Tag Archives: EU Fiscal Treaty

 

Ah, feck it, it’ll make no difference. Even if Ireland votes against the FU Treaty, it’ll be imposed anyway. It’s what happened when the country voted against Nice in 2001, and against Lisbon in 2008. Brussels won’t take ‘No’ for an answer.

 

Why Ireland should say FU to the FU Treaty (Daniel Hannon, Telegraph)

 

While the new treaty appears to enjoy more support in countries such as Germany — where famously frugal taxpayers have been heavily tapped to bail out Greece, Ireland and Portugal — in Dublin and elsewhere, opponents say they see their sovereignty at stake.

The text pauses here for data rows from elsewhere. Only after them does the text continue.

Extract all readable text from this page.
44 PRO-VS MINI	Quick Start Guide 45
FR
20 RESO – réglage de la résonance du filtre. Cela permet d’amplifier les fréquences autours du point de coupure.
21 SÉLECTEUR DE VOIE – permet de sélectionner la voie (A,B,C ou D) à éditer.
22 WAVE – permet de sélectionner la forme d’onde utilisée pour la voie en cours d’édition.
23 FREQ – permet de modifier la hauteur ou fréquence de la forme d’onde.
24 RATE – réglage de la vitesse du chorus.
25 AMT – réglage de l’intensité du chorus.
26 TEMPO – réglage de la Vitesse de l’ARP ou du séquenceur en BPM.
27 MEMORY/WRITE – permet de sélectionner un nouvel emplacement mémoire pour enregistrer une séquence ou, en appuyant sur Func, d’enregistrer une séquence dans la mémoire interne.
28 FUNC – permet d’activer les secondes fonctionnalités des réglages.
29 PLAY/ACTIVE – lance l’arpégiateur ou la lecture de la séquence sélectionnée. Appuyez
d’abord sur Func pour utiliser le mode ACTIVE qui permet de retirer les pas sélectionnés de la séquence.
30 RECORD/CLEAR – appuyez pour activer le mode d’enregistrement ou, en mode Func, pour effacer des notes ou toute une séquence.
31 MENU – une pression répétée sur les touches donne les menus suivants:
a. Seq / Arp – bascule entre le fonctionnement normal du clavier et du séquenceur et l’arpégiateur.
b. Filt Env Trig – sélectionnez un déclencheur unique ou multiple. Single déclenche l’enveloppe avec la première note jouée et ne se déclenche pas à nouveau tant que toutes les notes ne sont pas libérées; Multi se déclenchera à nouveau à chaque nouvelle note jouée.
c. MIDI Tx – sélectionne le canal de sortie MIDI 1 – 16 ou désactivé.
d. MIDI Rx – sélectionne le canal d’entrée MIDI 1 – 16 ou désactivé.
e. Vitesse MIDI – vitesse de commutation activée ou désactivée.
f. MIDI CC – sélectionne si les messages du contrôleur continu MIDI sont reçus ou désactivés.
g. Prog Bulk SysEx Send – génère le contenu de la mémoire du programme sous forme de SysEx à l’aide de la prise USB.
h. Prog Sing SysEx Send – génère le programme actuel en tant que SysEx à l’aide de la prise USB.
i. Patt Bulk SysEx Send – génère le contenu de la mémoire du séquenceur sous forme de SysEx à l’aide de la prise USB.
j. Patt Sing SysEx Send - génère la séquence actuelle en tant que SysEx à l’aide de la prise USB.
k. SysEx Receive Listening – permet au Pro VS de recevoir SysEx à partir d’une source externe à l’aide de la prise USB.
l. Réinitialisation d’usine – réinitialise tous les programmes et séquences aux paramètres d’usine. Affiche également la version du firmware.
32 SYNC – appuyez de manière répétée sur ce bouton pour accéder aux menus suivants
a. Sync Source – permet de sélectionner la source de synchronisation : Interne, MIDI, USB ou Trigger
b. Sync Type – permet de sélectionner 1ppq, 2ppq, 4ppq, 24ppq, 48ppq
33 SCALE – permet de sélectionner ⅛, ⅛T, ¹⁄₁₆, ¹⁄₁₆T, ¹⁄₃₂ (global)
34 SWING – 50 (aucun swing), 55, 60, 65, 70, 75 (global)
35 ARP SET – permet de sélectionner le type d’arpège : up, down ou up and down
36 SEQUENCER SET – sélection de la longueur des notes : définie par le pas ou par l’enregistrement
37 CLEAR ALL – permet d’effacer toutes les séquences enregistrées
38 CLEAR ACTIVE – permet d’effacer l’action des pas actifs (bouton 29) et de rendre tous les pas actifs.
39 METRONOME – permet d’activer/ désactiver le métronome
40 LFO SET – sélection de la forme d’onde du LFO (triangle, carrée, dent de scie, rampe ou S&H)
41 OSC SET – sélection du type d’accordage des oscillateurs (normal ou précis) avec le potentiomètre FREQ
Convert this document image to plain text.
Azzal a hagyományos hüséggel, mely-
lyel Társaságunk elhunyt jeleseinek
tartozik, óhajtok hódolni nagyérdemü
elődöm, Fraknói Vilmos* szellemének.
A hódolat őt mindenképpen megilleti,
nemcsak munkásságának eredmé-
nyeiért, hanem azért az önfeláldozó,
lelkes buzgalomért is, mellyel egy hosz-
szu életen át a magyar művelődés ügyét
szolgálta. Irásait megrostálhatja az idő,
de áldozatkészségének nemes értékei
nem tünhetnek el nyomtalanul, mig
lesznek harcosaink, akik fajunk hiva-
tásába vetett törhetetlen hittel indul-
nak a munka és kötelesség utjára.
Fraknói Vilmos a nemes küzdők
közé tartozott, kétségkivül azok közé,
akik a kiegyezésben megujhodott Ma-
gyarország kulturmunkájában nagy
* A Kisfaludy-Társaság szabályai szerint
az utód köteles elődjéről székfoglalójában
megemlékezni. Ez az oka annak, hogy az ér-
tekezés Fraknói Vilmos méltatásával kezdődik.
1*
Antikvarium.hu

“I don’t think the Irish feel we have any sovereignty left anymore,” Shay Moran, a 41-year-old unemployed semiconductor engineer and treaty opponent, said recently at Dublin’s Gravediggers pub, where Irish revolutionaries once plotted against British rule. “All I see is [German Chancellor Angela] Merkel wielding a big stick and telling us what to do.”

 

Ireland to become a test for Europe’s fiscal accord (Washington Post)

 

An Irish “no” would not block implementation of the fiscal treaty, as it only needs the backing of twelve euro area countries to come into effect. But a rejection of the fiscal compact would have serious financial and economic consequences. For one, it would mean that Ireland does not qualify for future financial support from the European Stability Mechanism, the euro zone’s bailout fund, since access to the ESM is conditional on ratification of the treaty.

This Time Is Different (The Economist)

 

Dublin will hold a referendum on the eurozone fiscal pact, plunging Europe into months of uncertainty and potentially placing a question mark over Ireland’s membership of the euro…
…A no vote would mean Ireland was not eligible for funds from the European Stability Mechanism, the eurozone’s new bail-out fund. The pact can enter force with the support of 12 of the 17 countries that use the euro, effectively removing any single nation’s veto over the accord. Michael Noonan, finance minister, warned in December that a referendum on the treaty would effectively be a referendum on euro membership.